40. Worden JW,Monahan JR. Merawat orang tua yang berduka. Dalam: Armstrong-
Daley A, Zarbock S, eds. Hospice Perawatan Untuk Anak, 2nd ed. New York:
Oxford University Press, 2001: 137-156.
41. James L, Johnson B. kebutuhan orang tua pasien onkologi pediatrik selama fase
perawatan paliatif. J Pediatr Oncol Nurs 1997; 14: 83-95.
42. Kristus GH, Siegel K, Kristus AE. Remaja kesedihan: “Ini pernah benar-benar
memukul saya ... sampai benar-benar terjadi.” JAMA 2002; 288: 1269-1278.
43. WebbNB. Membantu Berduka Anak-anak. New York: The Guilford Press, 2002.
44. McKlindon D, hubungan Barnsteiner J. Terapi: evolu- tion dari Rumah Sakit
Anak Philadelphia Model. Matern Anak Nurs 1999; 24: 237-243.
45. Davies B, Clarke D, Connaughty S, Masak K, MacKenzie B, McCormick J, et al.
Merawat anak-anak sekarat: ences pengalaman- perawat. Pediatr Nurs 1996; 22:
500-507.
46. VachonMLS. Peran perawat: dunia ing perawatan paliatif nurs-. Dalam: Ferrell
BR, Coyle N, eds. Textbook of Nursing Paliatif. New York: Oxford University
Press, 2001: 647-662.
47. Harper SM. Kematian: The Mekanisme Coping dari Health Care Professional.

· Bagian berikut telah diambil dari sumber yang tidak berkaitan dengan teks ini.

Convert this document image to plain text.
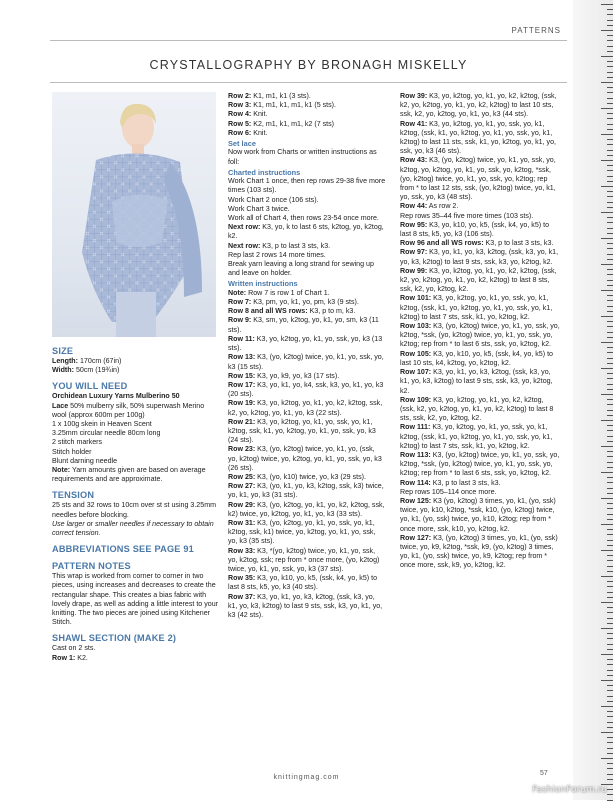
PATTERNS
CRYSTALLOGRAPHY BY BRONAGH MISKELLY
SIZE
Length: 170cm (67in)
Width: 50cm (19¾in)
YOU WILL NEED
Orchidean Luxury Yarns Mulberino 50
Lace 50% mulberry silk, 50% superwash Merino wool (approx 600m per 100g)
1 x 100g skein in Heaven Scent
3.25mm circular needle 80cm long
2 stitch markers
Stitch holder
Blunt darning needle
Note: Yarn amounts given are based on average requirements and are approximate.
TENSION
25 sts and 32 rows to 10cm over st st using 3.25mm needles before blocking.
Use larger or smaller needles if necessary to obtain correct tension.
ABBREVIATIONS SEE PAGE 91
PATTERN NOTES
This wrap is worked from corner to corner in two pieces, using increases and decreases to create the rectangular shape. This creates a bias fabric with lovely drape, as well as adding a little interest to your knitting. The two pieces are joined using Kitchener Stitch.
SHAWL SECTION (MAKE 2)
Cast on 2 sts.
Row 1: K2.
Row 2: K1, m1, k1 (3 sts).
Row 3: K1, m1, k1, m1, k1 (5 sts).
Row 4: Knit.
Row 5: K2, m1, k1, m1, k2 (7 sts)
Row 6: Knit.
Set lace
Now work from Charts or written instructions as foll:
Charted instructions
Work Chart 1 once, then rep rows 29-38 five more times (103 sts).
Work Chart 2 once (106 sts).
Work Chart 3 twice.
Work all of Chart 4, then rows 23-54 once more.
Next row: K3, yo, k to last 6 sts, k2tog, yo, k2tog, k2.
Next row: K3, p to last 3 sts, k3.
Rep last 2 rows 14 more times.
Break yarn leaving a long strand for sewing up and leave on holder.
Written instructions
Note: Row 7 is row 1 of Chart 1.
Row 7: K3, pm, yo, k1, yo, pm, k3 (9 sts).
Row 8 and all WS rows: K3, p to m, k3.
Row 9: K3, sm, yo, k2tog, yo, k1, yo, sm, k3 (11 sts).
Row 11: K3, yo, k2tog, yo, k1, yo, ssk, yo, k3 (13 sts).
Row 13: K3, (yo, k2tog) twice, yo, k1, yo, ssk, yo, k3 (15 sts).
Row 15: K3, yo, k9, yo, k3 (17 sts).
Row 17: K3, yo, k1, yo, k4, ssk, k3, yo, k1, yo, k3 (20 sts).
Row 19: K3, yo, k2tog, yo, k1, yo, k2, k2tog, ssk, k2, yo, k2tog, yo, k1, yo, k3 (22 sts).
Row 21: K3, yo, k2tog, yo, k1, yo, ssk, yo, k1, k2tog, ssk, k1, yo, k2tog, yo, k1, yo, ssk, yo, k3 (24 sts).
Row 23: K3, (yo, k2tog) twice, yo, k1, yo, (ssk, yo, k2tog) twice, yo, k2tog, yo, k1, yo, ssk, yo, k3 (26 sts).
Row 25: K3, (yo, k10) twice, yo, k3 (29 sts).
Row 27: K3, (yo, k1, yo, k3, k2tog, ssk, k3) twice, yo, k1, yo, k3 (31 sts).
Row 29: K3, (yo, k2tog, yo, k1, yo, k2, k2tog, ssk, k2) twice, yo, k2tog, yo, k1, yo, k3 (33 sts).
Row 31: K3, (yo, k2tog, yo, k1, yo, ssk, yo, k1, k2tog, ssk, k1) twice, yo, k2tog, yo, k1, yo, ssk, yo, k3 (35 sts).
Row 33: K3, *(yo, k2tog) twice, yo, k1, yo, ssk, yo, k2tog, ssk; rep from * once more, (yo, k2tog) twice, yo, k1, yo, ssk, yo, k3 (37 sts).
Row 35: K3, yo, k10, yo, k5, (ssk, k4, yo, k5) to last 8 sts, k5, yo, k3 (40 sts).
Row 37: K3, yo, k1, yo, k3, k2tog, (ssk, k3, yo, k1, yo, k3, k2tog) to last 9 sts, ssk, k3, yo, k1, yo, k3 (42 sts).
Row 39: K3, yo, k2tog, yo, k1, yo, k2, k2tog, (ssk, k2, yo, k2tog, yo, k1, yo, k2, k2tog) to last 10 sts, ssk, k2, yo, k2tog, yo, k1, yo, k3 (44 sts).
Row 41: K3, yo, k2tog, yo, k1, yo, ssk, yo, k1, k2tog, (ssk, k1, yo, k2tog, yo, k1, yo, ssk, yo, k1, k2tog) to last 11 sts, ssk, k1, yo, k2tog, yo, k1, yo, ssk, yo, k3 (46 sts).
Row 43: K3, (yo, k2tog) twice, yo, k1, yo, ssk, yo, k2tog, yo, k2tog, yo, k1, yo, ssk, yo, k2tog, *ssk, (yo, k2tog) twice, yo, k1, yo, ssk, yo, k2tog; rep from * to last 12 sts, ssk, (yo, k2tog) twice, yo, k1, yo, ssk, yo, k3 (48 sts).
Row 44: As row 2.
Rep rows 35–44 five more times (103 sts).
Row 95: K3, yo, k10, yo, k5, (ssk, k4, yo, k5) to last 8 sts, k5, yo, k3 (106 sts).
Row 96 and all WS rows: K3, p to last 3 sts, k3.
Row 97: K3, yo, k1, yo, k3, k2tog, (ssk, k3, yo, k1, yo, k3, k2tog) to last 9 sts, ssk, k3, yo, k2tog, k2.
Row 99: K3, yo, k2tog, yo, k1, yo, k2, k2tog, (ssk, k2, yo, k2tog, yo, k1, yo, k2, k2tog) to last 8 sts, ssk, k2, yo, k2tog, k2.
Row 101: K3, yo, k2tog, yo, k1, yo, ssk, yo, k1, k2tog, (ssk, k1, yo, k2tog, yo, k1, yo, ssk, yo, k1, k2tog) to last 7 sts, ssk, k1, yo, k2tog, k2.
Row 103: K3, (yo, k2tog) twice, yo, k1, yo, ssk, yo, k2tog, *ssk, (yo, k2tog) twice, yo, k1, yo, ssk, yo, k2tog; rep from * to last 6 sts, ssk, yo, k2tog, k2.
Row 105: K3, yo, k10, yo, k5, (ssk, k4, yo, k5) to last 10 sts, k4, k2tog, yo, k2tog, k2.
Row 107: K3, yo, k1, yo, k3, k2tog, (ssk, k3, yo, k1, yo, k3, k2tog) to last 9 sts, ssk, k3, yo, k2tog, k2.
Row 109: K3, yo, k2tog, yo, k1, yo, k2, k2tog, (ssk, k2, yo, k2tog, yo, k1, yo, k2, k2tog) to last 8 sts, ssk, k2, yo, k2tog, k2.
Row 111: K3, yo, k2tog, yo, k1, yo, ssk, yo, k1, k2tog, (ssk, k1, yo, k2tog, yo, k1, yo, ssk, yo, k1, k2tog) to last 7 sts, ssk, k1, yo, k2tog, k2.
Row 113: K3, (yo, k2tog) twice, yo, k1, yo, ssk, yo, k2tog, *ssk, (yo, k2tog) twice, yo, k1, yo, ssk, yo, k2tog; rep from * to last 6 sts, ssk, yo, k2tog, k2.
Row 114: K3, p to last 3 sts, k3.
Rep rows 105–114 once more.
Row 125: K3 (yo, k2tog) 3 times, yo, k1, (yo, ssk) twice, yo, k10, k2tog, *ssk, k10, (yo, k2tog) twice, yo, k1, (yo, ssk) twice, yo, k10, k2tog; rep from * once more, ssk, k10, yo, k2tog, k2.
Row 127: K3, (yo, k2tog) 3 times, yo, k1, (yo, ssk) twice, yo, k9, k2tog, *ssk, k9, (yo, k2tog) 3 times, yo, k1, (yo, ssk) twice, yo, k9, k2tog; rep from * once more, ssk, k9, yo, k2tog, k2.
knittingmag.com
57
FashionForum.ru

Greenville, Carolina Selatan: Southeastern University Press, 1994.
48. Baik P, ed. Proses Optimalkan Perawatan Selama Fase terakhir Of Life.
Scottsdale, AZ: Vista Perawatan Hospice, Inc., 1998.
49. Friedrichs J, Daly MI, Kavanaugh K. Follow-up dari orang tua yang mengalami
kehilangan perinatal: memfasilitasi kesedihan dan menilai untuk kesedihan rumit
oleh depresi. Penyakit, Krisis & Loss 2000; 8 (3): 302.